Rosemary Nelson died in a car bomb in March 1999
A disc containing personal and protectively marked material relating to the Rosemary Nelson Inquiry has been lost.
The inquiry said it was working with the PSNI and other agencies to ensure that any risk to individuals has been "assessed and minimised".
Secretary of State Shaun Woodward has ordered a review to ensure the inquiry is complying fully with procedures.
Police launched an investigation, but it is believed the disc was not stolen.
The inquiry said it deeply regretted "this serious breach of secure data handling protocols".
The compact disc went missing on 6 May.
In a statement, the inquiry said: "Given the nature of the information, it would not be appropriate to say more about the material involved.
"Immediate steps have been taken to avoid any recurrence and a comprehensive review of all aspects of data handling has been initiated.
"The inquiry is determined that the incident should not in any way compromise or impede its investigation into the circumstances of the death of Rosemary Nelson."
Northern Ireland Secretary Shaun Woodward said there had been a "serious breach of data handling protocols".
"The government has made clear to the inquiry its grave concerns about the breach of the detailed agreement it has with the inquiry on the handling of data," he said.
"As soon as we were made aware of the loss, the government instituted all necessary steps to meet its obligations."
Mrs Nelson, 40, died after a booby-trap bomb left by loyalists exploded under her car in March 1999.

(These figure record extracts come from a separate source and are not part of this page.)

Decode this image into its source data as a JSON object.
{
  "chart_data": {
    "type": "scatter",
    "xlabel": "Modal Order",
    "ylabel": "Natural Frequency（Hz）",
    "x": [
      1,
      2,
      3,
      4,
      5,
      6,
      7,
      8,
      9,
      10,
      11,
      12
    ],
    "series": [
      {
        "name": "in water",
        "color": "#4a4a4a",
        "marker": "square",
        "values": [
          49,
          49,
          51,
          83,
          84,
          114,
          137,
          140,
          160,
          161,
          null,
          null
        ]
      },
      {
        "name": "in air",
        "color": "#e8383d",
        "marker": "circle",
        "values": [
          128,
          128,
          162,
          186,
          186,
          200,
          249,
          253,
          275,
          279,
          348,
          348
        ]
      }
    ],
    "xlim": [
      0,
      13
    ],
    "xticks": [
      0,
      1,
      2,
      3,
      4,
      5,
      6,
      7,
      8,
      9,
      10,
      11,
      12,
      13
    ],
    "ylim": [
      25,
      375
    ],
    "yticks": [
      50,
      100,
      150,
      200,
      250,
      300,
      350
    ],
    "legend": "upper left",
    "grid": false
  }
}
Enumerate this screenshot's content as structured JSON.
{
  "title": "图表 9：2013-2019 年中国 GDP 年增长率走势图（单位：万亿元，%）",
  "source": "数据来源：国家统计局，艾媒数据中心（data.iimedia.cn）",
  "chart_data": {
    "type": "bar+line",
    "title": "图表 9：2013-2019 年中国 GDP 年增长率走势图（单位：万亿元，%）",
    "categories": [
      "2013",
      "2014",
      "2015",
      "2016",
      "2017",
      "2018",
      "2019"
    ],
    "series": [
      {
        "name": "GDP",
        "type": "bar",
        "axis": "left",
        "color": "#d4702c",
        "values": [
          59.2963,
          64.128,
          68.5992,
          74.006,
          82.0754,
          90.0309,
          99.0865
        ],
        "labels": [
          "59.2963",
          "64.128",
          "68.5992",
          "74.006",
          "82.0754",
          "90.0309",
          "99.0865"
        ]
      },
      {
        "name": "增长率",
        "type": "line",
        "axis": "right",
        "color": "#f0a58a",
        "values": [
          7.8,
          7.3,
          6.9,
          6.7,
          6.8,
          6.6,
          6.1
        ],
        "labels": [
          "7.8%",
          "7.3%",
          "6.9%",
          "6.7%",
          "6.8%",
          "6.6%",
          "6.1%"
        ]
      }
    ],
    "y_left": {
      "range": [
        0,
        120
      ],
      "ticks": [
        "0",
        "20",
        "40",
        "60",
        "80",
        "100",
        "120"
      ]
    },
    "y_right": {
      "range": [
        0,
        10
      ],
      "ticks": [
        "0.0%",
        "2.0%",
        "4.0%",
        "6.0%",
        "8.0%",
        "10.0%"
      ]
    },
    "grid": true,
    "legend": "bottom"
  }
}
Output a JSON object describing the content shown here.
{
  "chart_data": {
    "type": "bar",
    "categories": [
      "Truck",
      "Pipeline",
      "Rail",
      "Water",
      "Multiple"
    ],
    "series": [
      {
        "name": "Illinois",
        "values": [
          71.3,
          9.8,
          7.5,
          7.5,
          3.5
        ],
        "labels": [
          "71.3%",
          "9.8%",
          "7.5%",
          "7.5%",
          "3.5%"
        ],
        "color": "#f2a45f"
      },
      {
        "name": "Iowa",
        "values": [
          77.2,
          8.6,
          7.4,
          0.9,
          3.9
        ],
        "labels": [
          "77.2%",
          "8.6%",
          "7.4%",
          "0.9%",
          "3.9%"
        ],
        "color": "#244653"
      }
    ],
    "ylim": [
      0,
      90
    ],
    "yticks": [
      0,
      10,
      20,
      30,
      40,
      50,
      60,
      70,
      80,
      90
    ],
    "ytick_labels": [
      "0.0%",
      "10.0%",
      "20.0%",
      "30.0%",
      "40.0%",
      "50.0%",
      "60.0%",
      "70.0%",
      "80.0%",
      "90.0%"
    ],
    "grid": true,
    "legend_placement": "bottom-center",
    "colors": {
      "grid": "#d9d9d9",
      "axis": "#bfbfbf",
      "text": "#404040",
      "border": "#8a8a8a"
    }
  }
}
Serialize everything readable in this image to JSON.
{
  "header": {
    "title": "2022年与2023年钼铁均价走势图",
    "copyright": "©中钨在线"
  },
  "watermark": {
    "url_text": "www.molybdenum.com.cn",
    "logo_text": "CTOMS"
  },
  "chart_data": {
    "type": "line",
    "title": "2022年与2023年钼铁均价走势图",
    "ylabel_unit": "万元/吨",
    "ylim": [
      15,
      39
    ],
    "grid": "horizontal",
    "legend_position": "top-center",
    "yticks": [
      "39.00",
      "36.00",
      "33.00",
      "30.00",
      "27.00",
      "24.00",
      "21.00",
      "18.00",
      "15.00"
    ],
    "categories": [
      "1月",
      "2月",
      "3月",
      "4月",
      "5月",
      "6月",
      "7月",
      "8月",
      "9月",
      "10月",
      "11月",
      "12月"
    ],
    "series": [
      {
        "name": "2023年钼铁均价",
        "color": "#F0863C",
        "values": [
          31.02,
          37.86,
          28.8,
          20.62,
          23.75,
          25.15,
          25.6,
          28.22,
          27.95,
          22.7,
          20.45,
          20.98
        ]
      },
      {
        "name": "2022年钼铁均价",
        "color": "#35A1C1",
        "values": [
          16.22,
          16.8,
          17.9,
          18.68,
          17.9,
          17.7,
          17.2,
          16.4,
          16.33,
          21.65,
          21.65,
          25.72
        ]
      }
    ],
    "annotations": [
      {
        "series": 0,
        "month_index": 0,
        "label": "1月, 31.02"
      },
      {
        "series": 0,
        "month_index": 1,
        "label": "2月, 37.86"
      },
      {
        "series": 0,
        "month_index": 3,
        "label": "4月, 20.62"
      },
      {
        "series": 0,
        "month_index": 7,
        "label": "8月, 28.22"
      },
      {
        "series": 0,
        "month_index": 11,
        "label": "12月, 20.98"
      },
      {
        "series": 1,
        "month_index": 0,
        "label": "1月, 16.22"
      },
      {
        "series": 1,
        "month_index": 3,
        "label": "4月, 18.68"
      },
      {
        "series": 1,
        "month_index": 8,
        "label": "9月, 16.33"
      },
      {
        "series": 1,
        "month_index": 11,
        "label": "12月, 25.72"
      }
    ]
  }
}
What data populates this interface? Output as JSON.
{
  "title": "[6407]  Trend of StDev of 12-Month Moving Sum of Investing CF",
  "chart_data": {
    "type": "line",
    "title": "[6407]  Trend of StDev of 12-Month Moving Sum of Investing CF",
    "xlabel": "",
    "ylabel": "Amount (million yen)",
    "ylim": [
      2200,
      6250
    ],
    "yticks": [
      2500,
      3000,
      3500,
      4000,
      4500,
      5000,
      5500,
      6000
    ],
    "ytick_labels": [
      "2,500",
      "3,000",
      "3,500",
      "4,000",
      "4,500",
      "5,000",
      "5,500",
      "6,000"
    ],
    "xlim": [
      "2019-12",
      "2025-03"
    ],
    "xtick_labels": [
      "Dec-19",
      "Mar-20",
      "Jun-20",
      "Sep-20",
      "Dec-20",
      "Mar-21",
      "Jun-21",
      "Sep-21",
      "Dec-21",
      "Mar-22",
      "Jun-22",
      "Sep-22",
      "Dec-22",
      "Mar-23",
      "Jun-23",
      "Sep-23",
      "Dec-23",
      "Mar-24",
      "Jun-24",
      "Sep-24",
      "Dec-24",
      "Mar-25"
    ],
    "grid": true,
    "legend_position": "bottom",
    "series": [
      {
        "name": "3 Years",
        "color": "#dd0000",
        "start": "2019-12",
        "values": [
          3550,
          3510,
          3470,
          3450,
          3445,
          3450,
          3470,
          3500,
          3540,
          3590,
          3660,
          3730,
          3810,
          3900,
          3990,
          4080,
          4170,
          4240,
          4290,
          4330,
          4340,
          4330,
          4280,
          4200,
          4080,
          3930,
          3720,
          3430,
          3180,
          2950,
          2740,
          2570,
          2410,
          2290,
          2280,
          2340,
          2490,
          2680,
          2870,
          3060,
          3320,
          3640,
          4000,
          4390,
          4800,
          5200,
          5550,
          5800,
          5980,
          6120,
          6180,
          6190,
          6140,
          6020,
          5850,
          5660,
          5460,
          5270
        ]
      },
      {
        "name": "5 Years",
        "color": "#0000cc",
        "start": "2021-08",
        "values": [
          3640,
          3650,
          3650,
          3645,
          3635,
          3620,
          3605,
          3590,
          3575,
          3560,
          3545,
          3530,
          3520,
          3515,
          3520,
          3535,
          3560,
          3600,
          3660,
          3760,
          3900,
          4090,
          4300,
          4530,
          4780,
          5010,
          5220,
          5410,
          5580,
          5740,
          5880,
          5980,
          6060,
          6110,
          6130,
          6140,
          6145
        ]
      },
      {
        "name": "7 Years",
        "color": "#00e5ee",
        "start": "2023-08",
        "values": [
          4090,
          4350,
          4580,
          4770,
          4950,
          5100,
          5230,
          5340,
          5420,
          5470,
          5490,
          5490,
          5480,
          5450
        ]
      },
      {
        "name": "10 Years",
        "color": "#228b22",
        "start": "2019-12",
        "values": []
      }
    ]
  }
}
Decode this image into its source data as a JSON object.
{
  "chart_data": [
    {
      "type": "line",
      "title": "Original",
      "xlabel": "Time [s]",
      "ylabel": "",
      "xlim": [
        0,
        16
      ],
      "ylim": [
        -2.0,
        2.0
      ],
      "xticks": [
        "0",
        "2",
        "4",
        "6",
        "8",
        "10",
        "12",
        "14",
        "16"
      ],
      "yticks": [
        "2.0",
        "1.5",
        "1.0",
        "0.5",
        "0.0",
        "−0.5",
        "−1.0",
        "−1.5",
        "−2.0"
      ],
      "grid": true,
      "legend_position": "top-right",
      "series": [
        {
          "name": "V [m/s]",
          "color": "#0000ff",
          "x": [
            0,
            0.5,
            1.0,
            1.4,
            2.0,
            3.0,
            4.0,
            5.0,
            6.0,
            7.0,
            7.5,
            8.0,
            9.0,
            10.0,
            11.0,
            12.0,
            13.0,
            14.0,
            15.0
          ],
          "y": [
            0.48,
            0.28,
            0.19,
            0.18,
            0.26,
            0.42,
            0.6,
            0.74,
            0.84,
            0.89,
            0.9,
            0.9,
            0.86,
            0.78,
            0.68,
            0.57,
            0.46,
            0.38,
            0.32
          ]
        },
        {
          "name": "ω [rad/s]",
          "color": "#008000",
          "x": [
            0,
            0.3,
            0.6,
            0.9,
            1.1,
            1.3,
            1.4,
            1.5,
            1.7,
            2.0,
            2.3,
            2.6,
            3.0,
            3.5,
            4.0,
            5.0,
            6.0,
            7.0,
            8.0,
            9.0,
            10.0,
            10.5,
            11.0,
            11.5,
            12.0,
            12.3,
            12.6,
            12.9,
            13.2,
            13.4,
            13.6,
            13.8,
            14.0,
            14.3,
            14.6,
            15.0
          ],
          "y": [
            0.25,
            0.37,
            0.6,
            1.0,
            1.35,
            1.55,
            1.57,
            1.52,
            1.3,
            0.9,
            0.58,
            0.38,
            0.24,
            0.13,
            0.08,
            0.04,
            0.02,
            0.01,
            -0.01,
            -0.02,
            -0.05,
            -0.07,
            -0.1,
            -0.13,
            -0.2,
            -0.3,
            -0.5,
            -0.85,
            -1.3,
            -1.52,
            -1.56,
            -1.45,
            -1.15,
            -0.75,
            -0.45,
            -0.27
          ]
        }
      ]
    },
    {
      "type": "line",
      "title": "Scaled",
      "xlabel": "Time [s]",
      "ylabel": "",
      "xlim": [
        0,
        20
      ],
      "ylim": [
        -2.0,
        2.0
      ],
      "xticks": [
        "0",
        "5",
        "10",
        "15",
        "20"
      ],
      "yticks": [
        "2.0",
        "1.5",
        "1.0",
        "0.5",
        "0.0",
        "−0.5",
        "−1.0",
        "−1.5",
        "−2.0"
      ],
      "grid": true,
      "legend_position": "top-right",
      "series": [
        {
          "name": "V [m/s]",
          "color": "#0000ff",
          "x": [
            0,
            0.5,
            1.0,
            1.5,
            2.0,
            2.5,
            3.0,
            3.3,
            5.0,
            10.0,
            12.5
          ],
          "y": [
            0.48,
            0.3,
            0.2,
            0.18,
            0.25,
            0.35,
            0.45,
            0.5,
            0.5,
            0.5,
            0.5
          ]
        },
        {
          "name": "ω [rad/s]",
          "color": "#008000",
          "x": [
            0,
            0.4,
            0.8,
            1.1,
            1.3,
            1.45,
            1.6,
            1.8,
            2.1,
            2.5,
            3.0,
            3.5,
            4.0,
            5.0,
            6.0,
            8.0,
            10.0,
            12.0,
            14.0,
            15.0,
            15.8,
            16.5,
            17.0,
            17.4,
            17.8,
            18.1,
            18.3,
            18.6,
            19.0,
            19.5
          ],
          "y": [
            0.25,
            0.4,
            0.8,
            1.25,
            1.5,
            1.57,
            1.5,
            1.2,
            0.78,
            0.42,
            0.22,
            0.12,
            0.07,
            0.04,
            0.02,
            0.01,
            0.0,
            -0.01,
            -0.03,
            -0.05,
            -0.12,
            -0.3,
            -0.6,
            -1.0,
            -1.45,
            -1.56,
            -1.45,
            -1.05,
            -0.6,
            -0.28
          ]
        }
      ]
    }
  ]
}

Retired judge Sir Michael Morland is chairing a three-strong panel examining alleged security force collusion.
Under its remit, the inquiry must determine whether the Royal Ulster Constabulary (RUC), Northern Ireland Office (NIO), Army or other state agency facilitated the murder, or blocked attempts to investigate it.
The collusion allegations arose because of Mrs Nelson's role as the legal representative in a number of high profile cases, including that of the nationalist Garvaghy Road Residents' Coalition in Portadown.
More than 100 witnesses, including the soldiers, are expected to give evidence to the three-strong panel chaired by Sir Michael.
The inquiry, which opened in 2005 to set out its terms of reference, has already gathered tens of thousands of documents.
Established by former secretary of state for Northern Ireland Paul Murphy in November 2004, the hearings could last for at least two years.
The inquiry panel is also comprised of Dame Valerie Strachan, former chairman of the board of Customs and Excise, and Sir Anthony Burden, former chief constable of South Wales Police.